W Stanicy Harcerskiej w Gorzewie
Nasza przygoda zaczęła się zaraz po przekroczeniu bramy wejściowej. Mijając kolejne podobozy trafiliśmy na grupę dzieci i młodzieży z Ukrainy. Barierę językową pokonaliśmy muzyką i wspólnymi tańcami. Rozgrzani pląsami i gorącą herbatką udaliśmy się na dalsze "podboje". Trafiliśmy na szybki kurs pierwszej pomocy. Nigdy nie wiadomo kiedy co się przyda nam w życiu, więc uważnie wysłuchaliśmy prowadzących. Wolną chwilkę spędziliśmy na boisku grając w piłkę.

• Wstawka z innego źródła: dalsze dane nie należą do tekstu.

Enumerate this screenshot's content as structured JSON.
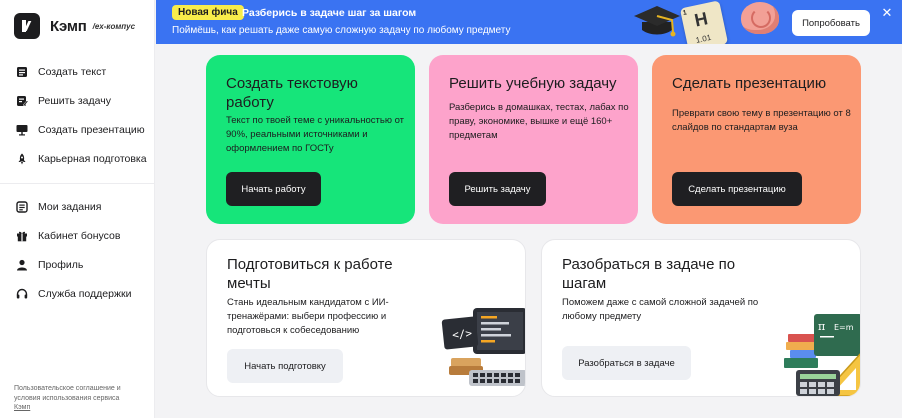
{
  "sidebar": {
    "logo": {
      "name": "Кэмп",
      "sub": "/ex-компус"
    },
    "primary": [
      {
        "label": "Создать текст",
        "icon": "text-document-icon"
      },
      {
        "label": "Решить задачу",
        "icon": "task-document-icon"
      },
      {
        "label": "Создать презентацию",
        "icon": "presentation-icon"
      },
      {
        "label": "Карьерная подготовка",
        "icon": "rocket-icon"
      }
    ],
    "secondary": [
      {
        "label": "Мои задания",
        "icon": "list-icon"
      },
      {
        "label": "Кабинет бонусов",
        "icon": "gift-icon"
      },
      {
        "label": "Профиль",
        "icon": "user-icon"
      },
      {
        "label": "Служба поддержки",
        "icon": "headphones-icon"
      }
    ],
    "footer": {
      "line1": "Пользовательское соглашение и",
      "line2": "условия использования сервиса",
      "link": "Кэмп"
    }
  },
  "banner": {
    "pill": "Новая фича",
    "title": "Разберись в задаче шаг за шагом",
    "subtitle": "Поймёшь, как решать даже самую сложную задачу по любому предмету",
    "button": "Попробовать",
    "close": "✕",
    "tile": {
      "letter": "H",
      "small": "1",
      "number": "1.01"
    },
    "colors": {
      "background": "#3a73f2",
      "pill": "#f8ec4a"
    }
  },
  "cards": {
    "text": {
      "title": "Создать текстовую работу",
      "desc": "Текст по твоей теме с уникальностью от 90%, реальными источниками и оформлением по ГОСТу",
      "button": "Начать работу",
      "color": "#16e57a"
    },
    "task": {
      "title": "Решить учебную задачу",
      "desc": "Разберись в домашках, тестах, лабах по праву, экономике, вышке и ещё 160+ предметам",
      "button": "Решить задачу",
      "color": "#fda3cb"
    },
    "presentation": {
      "title": "Сделать презентацию",
      "desc": "Преврати свою тему в презентацию от 8 слайдов по стандартам вуза",
      "button": "Сделать презентацию",
      "color": "#fb9873"
    },
    "career": {
      "title": "Подготовиться к работе мечты",
      "desc": "Стань идеальным кандидатом с ИИ-тренажёрами: выбери профессию и подготовься к собеседованию",
      "button": "Начать подготовку"
    },
    "steps": {
      "title": "Разобраться в задаче по шагам",
      "desc": "Поможем даже с самой сложной задачей по любому предмету",
      "button": "Разобраться в задаче"
    }
  }
}
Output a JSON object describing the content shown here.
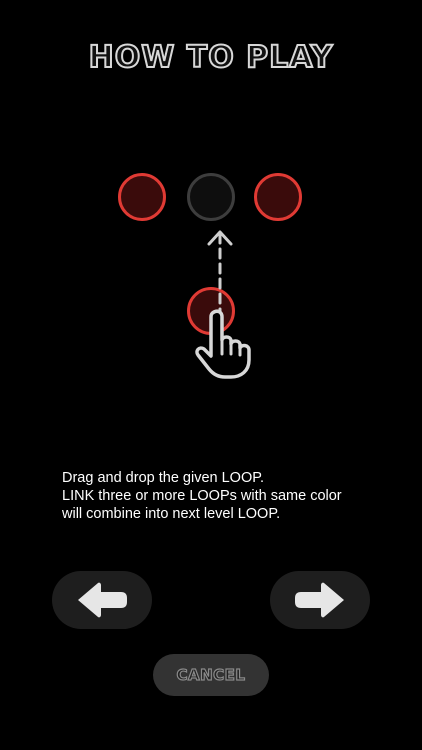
{
  "header": {
    "title": "HOW TO PLAY"
  },
  "demo": {
    "top_row": [
      {
        "state": "red"
      },
      {
        "state": "empty"
      },
      {
        "state": "red"
      }
    ],
    "dragged_loop": {
      "state": "red"
    },
    "gesture": "drag-up",
    "icons": [
      "dashed-arrow-up-icon",
      "hand-pointer-icon"
    ]
  },
  "instructions": {
    "line1": "Drag and drop the given LOOP.",
    "line2": "LINK three or more LOOPs with same color",
    "line3": "will combine into next level LOOP."
  },
  "navigation": {
    "prev_icon": "arrow-left-icon",
    "next_icon": "arrow-right-icon"
  },
  "cancel": {
    "label": "CANCEL"
  },
  "colors": {
    "background": "#000000",
    "loop_red_border": "#e03a34",
    "loop_red_fill": "#3a0b0b",
    "loop_empty_border": "#3d3d3d",
    "button_bg": "#1e1e1e",
    "cancel_bg": "#333333",
    "title_outline": "#d8d8d8"
  }
}
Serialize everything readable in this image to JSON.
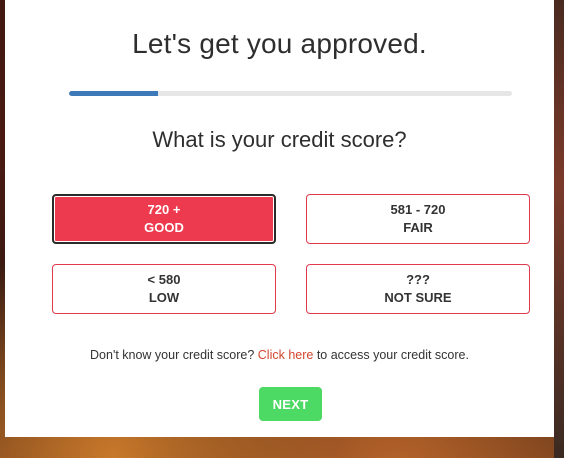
{
  "modal": {
    "title": "Let's get you approved.",
    "progress_fraction": 0.2,
    "question": "What is your credit score?",
    "options": [
      {
        "range": "720 +",
        "label": "GOOD",
        "selected": true
      },
      {
        "range": "581 - 720",
        "label": "FAIR",
        "selected": false
      },
      {
        "range": "< 580",
        "label": "LOW",
        "selected": false
      },
      {
        "range": "???",
        "label": "NOT SURE",
        "selected": false
      }
    ],
    "help": {
      "prefix": "Don't know your credit score?",
      "link": "Click here",
      "suffix": "to access your credit score."
    },
    "next_label": "NEXT"
  },
  "colors": {
    "accent_red": "#ee3a4e",
    "progress_blue": "#3d78b8",
    "next_green": "#4cd964",
    "link_orange": "#d2452e"
  }
}
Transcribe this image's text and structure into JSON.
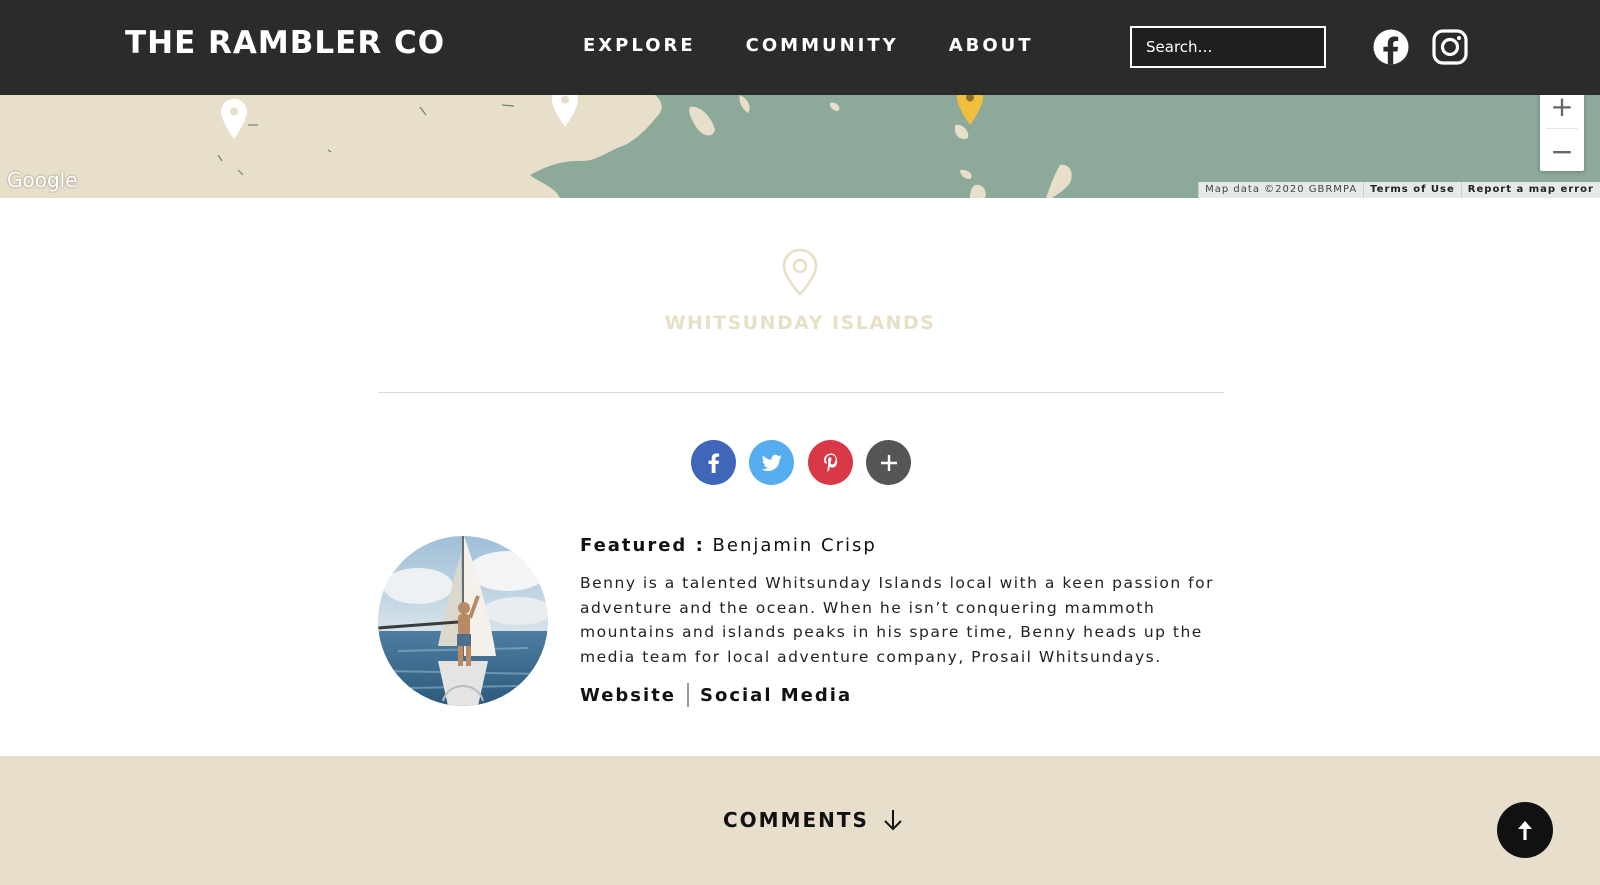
{
  "header": {
    "logo": "THE RAMBLER CO",
    "nav": [
      "EXPLORE",
      "COMMUNITY",
      "ABOUT"
    ],
    "search_placeholder": "Search…",
    "social_icons": [
      "facebook-icon",
      "instagram-icon"
    ]
  },
  "map": {
    "google_label": "Google",
    "attribution": [
      "Map data ©2020 GBRMPA",
      "Terms of Use",
      "Report a map error"
    ],
    "zoom_in": "+",
    "zoom_out": "−",
    "land_color": "#e7dfca",
    "water_color": "#8da99a",
    "active_pin_color": "#f0bf3c"
  },
  "location": {
    "name": "WHITSUNDAY ISLANDS",
    "color": "#e8dfc7"
  },
  "share": {
    "buttons": [
      "facebook-icon",
      "twitter-icon",
      "pinterest-icon",
      "plus-icon"
    ],
    "colors": [
      "#3f66b8",
      "#55acee",
      "#d93947",
      "#555555"
    ]
  },
  "featured": {
    "label": "Featured :",
    "name": "Benjamin Crisp",
    "bio": "Benny is a talented Whitsunday Islands local with a keen passion for adventure and the ocean. When he isn’t conquering mammoth mountains and islands peaks in his spare time, Benny heads up the media team for local adventure company, Prosail Whitsundays.",
    "links": [
      "Website",
      "Social Media"
    ]
  },
  "comments": {
    "title": "COMMENTS",
    "background": "#e7dfcb"
  }
}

Po zjedzeniu wspólnego obiadu powędrowaliśmy do następnego podobozu. Tam dowiedzieliśmy się kim jest harcerz, dokładnie obejrzeliśmy mundurki, oznaki. Bawiliśmy się "w szyfry". Wspólnie śpiewaliśmy piosenki, pląsaliśmy i uczestniczyliśmy w zabawach harcerskich. Na pożegnanie podobozu zjedliśmy "pączki pokoju" Kończąc naszą przygodę zrobiliśmy pieszą rundkę po lesie. Obeszliśmy cały teren stanicy na około. Wdychając świeże powietrze chcieliśmy zapamiętać każdy fragment tego "niezwyczajnego" dnia. Szkoda, że ten czas tak szybko płynie, musieliśmy wracać do domu.